Belaugh is a small village on the River Bure in Norfolk, England. The village is within The Broads National Park and is accessible by road from Hoveton and Coltishall. Most of the land around Belaugh - about 850 acres - is owned by the Trafford family, who are Lords of the Manor.

== History ==
The Domesday Book of 1086 contains one of the earliest recorded mentions of the village, at the time known as Belaga. Other records from around the time name it as Belihagh, Belaw, Bilhagh or Bilough, names based on combinations of Norse, Danish and Anglo-Saxon words that collectively mean 'a dwelling place by the water'.

The derelict tower of a drainage windmill survives by the River Bure at Old Hall.

== Belaugh St Peter ==
Belaugh St Peter is a Church of England church located at the top of a steep slope above the village.

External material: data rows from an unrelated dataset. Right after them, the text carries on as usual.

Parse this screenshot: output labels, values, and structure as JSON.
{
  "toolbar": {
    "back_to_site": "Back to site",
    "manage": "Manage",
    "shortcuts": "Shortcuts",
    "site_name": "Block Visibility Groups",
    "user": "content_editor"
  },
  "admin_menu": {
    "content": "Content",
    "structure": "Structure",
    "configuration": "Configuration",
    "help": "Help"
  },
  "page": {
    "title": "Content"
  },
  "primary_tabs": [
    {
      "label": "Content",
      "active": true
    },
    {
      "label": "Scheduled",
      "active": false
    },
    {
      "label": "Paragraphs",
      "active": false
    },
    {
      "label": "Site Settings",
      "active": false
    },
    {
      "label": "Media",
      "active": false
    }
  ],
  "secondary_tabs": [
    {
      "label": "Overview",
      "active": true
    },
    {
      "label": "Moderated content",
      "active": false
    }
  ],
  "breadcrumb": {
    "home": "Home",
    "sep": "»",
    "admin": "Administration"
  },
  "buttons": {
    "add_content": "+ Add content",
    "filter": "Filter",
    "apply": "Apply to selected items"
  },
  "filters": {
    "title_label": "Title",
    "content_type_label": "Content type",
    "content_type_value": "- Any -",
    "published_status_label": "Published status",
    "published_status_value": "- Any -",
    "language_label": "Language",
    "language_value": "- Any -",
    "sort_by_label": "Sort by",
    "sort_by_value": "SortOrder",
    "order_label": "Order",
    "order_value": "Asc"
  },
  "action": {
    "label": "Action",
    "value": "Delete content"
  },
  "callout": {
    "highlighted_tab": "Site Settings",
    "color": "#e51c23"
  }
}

It was built in the 14th century and contains an ornate rood screen decorated with images of the apostles from the early 16th century. In the 17th century a Parliamentarian soldier scraped away the faces of the apostles. The font of the church is shaped in the Norman style as a cauldron made of a blue stone. The church organ was built between 1886 and 1904 by the Reverend George Buck, who was rector between 1880 and 1907 and son of Dr Zephaniah Buck, organist of Norwich Cathedral. George Buck also built church organs for Edingthorpe and Little Melton.

John Betjeman stated that it was the view of St Peter's from the river that began his lifelong passion for churches.

==Environmental incidents==
In 2023, raw sewage was pumped into the River Bure at Belaugh for around 2,000 hours. This was caused by a storm overflow, designed to prevent blockages in sewer systems by releasing sewage into bodies of water during periods of heavy rainfall. The surge in sewage outflows at Belaugh nearly tripled compared to the preceding year, marking it as the most severely impacted locale in the region.